For purchased products, keep the invoices and any other paperwork. Inventory includes the merchandise in stock, raw materials, work in progress, finished products, and supplies that are part of the items you sell. Facilities costs (for buildings and other locations) are the most difficult to determine. List all costs, including cost of labor, cost of materials and supplies, and other costs. sales returns and allowances recording returns in your books The IRS has detailed rules for which identification method you can use and when you can make changes to your inventory cost method.

Uses of COGS in Other Formulas

Rather than overwhelming your accounting system with thousands of individual transactions, Finale intelligently consolidates data before syncing with QuickBooks Online or Xero. Finale’s landed-cost module captures freight, duty, insurance, and brokerage fees, then intelligently distributes them using your preferred allocation method. Many lenders establish covenants around gross margin percentages, making accurate reporting critical. If your COGS is $70,000 and sales are $100,000, your COGS percentage is 70%, leaving a 30% gross margin. After implementing accurate inventory tracking, it’s time to extract meaningful insights from your numbers. This ensures your inventory valuations have accurate inputs from the start.

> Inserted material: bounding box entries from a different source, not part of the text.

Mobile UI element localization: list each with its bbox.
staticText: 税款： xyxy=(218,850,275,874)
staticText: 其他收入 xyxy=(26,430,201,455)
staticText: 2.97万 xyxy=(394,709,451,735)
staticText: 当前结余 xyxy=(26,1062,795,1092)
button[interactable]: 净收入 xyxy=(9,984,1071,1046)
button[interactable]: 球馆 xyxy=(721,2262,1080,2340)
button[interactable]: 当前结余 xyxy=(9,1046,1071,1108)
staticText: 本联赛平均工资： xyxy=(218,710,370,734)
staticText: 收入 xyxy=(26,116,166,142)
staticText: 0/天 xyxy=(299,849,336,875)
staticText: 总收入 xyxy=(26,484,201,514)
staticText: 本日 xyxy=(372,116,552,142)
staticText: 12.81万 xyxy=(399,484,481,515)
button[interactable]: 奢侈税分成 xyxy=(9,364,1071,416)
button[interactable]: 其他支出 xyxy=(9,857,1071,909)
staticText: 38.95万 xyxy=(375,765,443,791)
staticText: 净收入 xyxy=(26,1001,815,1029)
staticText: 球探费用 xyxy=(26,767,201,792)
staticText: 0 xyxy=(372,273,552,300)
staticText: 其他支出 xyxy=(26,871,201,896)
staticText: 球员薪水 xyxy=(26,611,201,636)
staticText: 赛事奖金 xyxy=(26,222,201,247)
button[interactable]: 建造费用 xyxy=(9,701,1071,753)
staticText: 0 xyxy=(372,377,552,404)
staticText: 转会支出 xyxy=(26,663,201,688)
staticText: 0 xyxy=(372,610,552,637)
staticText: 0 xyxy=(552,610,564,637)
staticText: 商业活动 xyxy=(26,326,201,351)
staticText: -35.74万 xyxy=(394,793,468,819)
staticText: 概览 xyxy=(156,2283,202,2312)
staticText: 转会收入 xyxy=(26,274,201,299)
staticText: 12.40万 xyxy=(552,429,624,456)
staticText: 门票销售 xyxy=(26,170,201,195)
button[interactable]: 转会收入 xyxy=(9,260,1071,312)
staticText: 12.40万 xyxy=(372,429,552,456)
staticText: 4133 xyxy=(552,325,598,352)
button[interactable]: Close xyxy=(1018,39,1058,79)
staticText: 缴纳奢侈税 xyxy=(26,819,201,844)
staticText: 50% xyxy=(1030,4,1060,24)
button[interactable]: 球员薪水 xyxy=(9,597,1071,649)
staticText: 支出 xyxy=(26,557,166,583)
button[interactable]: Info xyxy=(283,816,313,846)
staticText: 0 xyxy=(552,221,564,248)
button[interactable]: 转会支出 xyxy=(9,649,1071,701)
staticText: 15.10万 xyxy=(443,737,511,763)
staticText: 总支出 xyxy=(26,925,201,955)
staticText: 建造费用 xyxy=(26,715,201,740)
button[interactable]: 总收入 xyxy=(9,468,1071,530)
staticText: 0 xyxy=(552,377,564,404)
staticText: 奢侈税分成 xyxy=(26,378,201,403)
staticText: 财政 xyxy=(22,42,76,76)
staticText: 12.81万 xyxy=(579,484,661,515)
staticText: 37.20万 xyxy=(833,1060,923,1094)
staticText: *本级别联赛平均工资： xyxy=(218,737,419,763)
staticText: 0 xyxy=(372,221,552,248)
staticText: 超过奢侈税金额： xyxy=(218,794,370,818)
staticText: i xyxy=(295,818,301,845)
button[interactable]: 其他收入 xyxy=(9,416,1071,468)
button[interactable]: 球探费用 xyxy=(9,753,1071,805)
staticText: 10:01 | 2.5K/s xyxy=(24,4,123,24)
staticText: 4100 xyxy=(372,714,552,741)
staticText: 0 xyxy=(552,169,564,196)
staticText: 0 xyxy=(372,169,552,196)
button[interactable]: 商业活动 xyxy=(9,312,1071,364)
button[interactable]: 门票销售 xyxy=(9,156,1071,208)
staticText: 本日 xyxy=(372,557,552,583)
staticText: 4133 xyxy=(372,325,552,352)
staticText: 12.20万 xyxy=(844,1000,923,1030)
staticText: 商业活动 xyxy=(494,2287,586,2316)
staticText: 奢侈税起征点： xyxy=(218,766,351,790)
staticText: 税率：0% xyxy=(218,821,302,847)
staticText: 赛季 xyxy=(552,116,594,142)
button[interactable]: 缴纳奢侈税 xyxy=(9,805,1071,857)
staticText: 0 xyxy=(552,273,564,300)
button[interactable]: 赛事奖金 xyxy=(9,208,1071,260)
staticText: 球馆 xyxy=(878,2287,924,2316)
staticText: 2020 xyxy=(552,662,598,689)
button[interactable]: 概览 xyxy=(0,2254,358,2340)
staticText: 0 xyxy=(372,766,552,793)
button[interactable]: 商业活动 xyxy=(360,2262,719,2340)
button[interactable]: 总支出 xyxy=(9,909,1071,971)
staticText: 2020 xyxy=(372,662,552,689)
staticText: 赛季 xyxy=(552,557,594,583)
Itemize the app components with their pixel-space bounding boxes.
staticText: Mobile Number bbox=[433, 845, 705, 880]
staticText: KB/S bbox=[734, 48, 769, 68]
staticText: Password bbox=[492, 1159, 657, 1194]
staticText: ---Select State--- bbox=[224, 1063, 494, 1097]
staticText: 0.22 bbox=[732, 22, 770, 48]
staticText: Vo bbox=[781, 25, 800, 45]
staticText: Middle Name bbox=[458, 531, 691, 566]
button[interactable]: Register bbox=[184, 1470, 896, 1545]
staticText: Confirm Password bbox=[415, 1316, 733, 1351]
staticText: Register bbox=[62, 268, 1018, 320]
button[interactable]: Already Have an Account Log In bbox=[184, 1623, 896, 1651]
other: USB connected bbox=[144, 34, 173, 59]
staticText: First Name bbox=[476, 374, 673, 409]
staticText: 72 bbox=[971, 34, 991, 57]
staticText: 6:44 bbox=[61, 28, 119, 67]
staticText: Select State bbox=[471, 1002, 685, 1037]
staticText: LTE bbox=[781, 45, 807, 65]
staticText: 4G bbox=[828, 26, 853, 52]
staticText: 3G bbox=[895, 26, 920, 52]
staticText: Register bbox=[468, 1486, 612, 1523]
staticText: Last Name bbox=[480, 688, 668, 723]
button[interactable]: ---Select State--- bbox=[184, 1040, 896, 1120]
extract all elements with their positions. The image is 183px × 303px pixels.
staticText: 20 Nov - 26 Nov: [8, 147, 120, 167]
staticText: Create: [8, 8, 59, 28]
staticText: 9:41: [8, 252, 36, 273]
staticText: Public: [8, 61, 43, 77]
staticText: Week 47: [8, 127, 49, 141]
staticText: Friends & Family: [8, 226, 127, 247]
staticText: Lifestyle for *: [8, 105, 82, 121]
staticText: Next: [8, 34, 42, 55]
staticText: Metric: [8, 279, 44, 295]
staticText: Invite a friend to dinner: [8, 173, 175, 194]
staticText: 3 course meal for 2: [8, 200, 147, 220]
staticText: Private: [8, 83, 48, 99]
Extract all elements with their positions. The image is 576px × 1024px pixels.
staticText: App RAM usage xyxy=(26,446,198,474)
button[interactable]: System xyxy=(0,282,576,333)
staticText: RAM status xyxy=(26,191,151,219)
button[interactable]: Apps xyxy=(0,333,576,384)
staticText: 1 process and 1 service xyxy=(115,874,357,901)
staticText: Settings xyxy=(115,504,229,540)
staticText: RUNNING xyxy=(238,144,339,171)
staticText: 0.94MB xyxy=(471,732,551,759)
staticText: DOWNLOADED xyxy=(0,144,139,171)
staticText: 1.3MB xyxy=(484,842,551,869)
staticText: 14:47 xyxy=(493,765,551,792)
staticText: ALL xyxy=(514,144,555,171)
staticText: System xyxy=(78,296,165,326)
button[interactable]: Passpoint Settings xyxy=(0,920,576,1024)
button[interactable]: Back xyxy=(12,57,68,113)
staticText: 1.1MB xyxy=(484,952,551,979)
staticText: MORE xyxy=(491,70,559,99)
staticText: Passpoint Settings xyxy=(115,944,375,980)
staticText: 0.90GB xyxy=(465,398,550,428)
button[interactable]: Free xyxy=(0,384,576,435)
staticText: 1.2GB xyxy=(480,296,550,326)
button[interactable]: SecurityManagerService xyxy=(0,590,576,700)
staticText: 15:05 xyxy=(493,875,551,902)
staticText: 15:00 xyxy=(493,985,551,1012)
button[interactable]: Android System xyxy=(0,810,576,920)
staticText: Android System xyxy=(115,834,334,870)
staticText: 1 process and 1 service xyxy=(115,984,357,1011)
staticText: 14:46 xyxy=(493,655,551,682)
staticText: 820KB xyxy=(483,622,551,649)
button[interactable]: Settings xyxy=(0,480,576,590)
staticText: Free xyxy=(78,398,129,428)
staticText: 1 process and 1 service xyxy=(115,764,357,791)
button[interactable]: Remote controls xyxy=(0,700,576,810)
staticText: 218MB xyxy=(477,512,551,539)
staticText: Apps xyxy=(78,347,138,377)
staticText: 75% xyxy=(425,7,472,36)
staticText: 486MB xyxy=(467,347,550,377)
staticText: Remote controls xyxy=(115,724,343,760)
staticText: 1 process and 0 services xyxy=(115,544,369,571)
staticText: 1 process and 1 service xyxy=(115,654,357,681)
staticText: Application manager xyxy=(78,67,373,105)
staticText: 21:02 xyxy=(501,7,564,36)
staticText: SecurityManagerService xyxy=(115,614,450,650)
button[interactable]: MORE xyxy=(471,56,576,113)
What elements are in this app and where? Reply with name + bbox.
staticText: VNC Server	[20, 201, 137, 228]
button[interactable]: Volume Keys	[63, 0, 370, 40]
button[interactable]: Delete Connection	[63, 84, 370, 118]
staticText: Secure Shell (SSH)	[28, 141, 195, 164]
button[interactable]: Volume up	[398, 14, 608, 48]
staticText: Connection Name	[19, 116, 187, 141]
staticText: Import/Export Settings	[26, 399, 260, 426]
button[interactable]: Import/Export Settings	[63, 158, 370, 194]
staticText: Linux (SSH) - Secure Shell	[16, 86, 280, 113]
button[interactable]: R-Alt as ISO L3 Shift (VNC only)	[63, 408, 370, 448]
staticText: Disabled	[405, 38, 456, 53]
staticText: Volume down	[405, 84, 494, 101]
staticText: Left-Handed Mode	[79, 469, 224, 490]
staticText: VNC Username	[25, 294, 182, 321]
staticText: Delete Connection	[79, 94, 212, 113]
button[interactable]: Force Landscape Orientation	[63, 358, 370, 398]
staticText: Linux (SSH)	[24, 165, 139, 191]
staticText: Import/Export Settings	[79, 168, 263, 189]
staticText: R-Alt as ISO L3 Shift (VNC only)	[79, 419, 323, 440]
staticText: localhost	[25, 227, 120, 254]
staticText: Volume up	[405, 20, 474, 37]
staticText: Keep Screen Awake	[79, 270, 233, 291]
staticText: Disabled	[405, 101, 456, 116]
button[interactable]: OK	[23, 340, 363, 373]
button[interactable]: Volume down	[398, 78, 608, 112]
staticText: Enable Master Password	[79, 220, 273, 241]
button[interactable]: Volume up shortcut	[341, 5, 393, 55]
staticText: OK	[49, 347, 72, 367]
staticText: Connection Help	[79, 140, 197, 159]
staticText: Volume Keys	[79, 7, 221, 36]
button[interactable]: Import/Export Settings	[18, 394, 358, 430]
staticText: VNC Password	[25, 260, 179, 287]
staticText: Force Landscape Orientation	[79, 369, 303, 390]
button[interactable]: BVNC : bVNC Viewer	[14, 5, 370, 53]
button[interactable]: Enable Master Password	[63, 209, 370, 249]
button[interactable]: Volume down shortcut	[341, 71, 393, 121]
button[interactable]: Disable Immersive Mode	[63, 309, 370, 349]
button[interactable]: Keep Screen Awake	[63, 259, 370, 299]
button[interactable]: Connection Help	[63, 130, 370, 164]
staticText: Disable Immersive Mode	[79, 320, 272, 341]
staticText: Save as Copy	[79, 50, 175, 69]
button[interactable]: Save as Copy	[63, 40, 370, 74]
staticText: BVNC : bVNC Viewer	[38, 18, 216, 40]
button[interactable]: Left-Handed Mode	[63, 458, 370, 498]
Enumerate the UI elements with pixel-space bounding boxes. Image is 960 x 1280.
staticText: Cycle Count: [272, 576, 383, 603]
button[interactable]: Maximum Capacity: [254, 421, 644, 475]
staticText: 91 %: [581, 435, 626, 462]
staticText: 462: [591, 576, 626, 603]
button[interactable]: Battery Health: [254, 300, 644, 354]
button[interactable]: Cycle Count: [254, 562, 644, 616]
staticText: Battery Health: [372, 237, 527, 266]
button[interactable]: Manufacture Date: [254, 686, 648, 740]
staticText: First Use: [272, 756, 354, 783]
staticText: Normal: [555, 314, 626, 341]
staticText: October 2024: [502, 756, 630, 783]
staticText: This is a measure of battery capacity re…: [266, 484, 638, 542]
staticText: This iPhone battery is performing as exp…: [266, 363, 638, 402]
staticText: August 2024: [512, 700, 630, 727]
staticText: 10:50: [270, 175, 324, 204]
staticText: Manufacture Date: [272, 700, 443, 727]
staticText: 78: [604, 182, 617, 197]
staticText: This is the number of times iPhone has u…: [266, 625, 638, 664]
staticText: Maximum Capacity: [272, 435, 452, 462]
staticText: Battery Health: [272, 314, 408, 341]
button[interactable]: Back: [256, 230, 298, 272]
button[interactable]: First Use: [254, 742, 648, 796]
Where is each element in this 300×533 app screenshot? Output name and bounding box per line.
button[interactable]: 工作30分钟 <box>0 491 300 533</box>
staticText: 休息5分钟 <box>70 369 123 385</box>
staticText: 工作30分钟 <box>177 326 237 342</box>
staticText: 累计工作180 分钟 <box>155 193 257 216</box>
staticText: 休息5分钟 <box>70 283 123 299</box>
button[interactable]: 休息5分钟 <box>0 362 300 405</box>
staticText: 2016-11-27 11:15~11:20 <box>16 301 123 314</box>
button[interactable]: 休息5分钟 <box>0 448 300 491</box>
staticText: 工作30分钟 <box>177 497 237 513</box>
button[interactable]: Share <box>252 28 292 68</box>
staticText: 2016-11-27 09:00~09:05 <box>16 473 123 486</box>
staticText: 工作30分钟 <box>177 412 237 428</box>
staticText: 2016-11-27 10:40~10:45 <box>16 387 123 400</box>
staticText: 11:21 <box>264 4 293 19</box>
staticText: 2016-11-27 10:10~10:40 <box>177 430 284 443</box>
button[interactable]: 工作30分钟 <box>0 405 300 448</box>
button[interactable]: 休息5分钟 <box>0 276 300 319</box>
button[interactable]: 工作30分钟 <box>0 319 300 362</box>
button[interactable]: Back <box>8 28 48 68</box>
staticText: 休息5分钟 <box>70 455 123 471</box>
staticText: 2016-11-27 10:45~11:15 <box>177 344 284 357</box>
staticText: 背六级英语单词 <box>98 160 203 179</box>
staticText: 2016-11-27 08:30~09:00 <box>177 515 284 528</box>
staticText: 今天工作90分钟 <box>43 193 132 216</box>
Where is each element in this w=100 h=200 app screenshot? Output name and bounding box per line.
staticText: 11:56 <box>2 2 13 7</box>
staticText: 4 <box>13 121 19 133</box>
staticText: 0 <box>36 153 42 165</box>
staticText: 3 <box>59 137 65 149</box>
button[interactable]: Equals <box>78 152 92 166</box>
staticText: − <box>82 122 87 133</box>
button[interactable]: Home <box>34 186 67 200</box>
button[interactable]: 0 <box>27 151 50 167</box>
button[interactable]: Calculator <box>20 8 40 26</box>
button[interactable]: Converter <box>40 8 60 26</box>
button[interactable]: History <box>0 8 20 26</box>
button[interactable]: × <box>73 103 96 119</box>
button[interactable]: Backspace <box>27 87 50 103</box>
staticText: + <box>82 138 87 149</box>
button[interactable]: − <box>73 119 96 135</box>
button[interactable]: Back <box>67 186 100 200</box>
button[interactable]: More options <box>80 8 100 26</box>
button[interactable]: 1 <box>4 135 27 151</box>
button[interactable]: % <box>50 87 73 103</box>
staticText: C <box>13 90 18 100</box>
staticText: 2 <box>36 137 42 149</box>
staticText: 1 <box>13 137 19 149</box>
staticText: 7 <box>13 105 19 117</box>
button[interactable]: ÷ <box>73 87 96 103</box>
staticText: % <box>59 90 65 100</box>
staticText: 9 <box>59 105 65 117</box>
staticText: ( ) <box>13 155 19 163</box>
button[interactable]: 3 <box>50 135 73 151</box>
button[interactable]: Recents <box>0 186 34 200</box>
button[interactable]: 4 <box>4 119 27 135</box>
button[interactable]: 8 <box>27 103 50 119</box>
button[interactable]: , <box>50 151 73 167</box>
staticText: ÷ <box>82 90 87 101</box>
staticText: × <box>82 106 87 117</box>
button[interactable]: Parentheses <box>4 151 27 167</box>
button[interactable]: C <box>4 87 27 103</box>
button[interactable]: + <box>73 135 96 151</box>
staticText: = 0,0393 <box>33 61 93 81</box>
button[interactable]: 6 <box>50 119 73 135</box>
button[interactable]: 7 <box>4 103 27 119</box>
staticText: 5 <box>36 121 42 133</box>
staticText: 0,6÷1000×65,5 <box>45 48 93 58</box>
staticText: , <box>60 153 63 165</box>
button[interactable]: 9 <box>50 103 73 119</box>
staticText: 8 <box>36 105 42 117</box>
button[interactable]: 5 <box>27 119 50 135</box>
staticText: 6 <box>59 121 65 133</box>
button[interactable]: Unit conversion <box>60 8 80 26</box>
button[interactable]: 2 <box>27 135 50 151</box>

Automate COGS With Enerpize

  • LIFO (Last-In, First-Out) assumes newest inventory sells first, resulting in COGS that reflects current costs.
  • Calculate adjusted COGS by starting with the basic formula (Beginning Inventory + Purchases – Ending Inventory), then applying necessary adjustments.
  • For manufacturing businesses, translating dollar figures to units requires dividing total costs by the number of units produced.
  • Additionally, investors want to see costs controlled, as a way of knowing that management is working efficiently to protect bottom-line profits.
  • COGS is deducted from revenue to find gross profit.

Let’s build your financial future brighter together. Trusted by hundreds for their financial success. Adam Jacobs is a US and Canadian tax expert with five years of cross-border experience. COGS tracking, reconciliation, and tax filing are all handled online. A spreadsheet works early on, but once you have more than a handful of SKUs or sell on multiple platforms, accounting software saves a lot of time.

You’ll learn Excel-based calculation methods and discover why accounting and inventory software provides necessary automation for growing operations. This information may be different than what you see when you visit a financial institution, service provider or specific product’s site. Many, or all, of the products featured on this page are from our advertising partners who compensate us when you take certain actions on our website or click to take an action on their website.

During times of inflation, FIFO tends to increase net income over time by lowering the COGS. Going back to our example, Shane purchases merchandise in January and then again in June. Shane specializes in sportswear and other outdoor gear and requires a good supply of inventory to sell during the holiday seasons. The purpose of the COGS calculation is to measure the true cost of producing merchandise that customers purchased for the year.

Does my business need to calculate COGS?

This will help you make informed pricing, budgeting, and other financially related decisions. To get more info on how to build your own report, check out our page on how to prepare an income statement. The statement then divides expenses into operating expenses (OPEX) and non-operating expenses. Multi-step profit and loss statements are a little more complicated.

When you receive new stock at different prices, add landed costs, or complete kit assemblies, the system immediately updates your average cost per unit. Finale Inventory tackles these challenges head-on with purpose-built solutions for e-commerce businesses. Controllers often spend days reconciling cost of goods sold calculations, while unexpected freight cost spikes silently erode margins and QuickBooks becomes cluttered with thousands of transactions.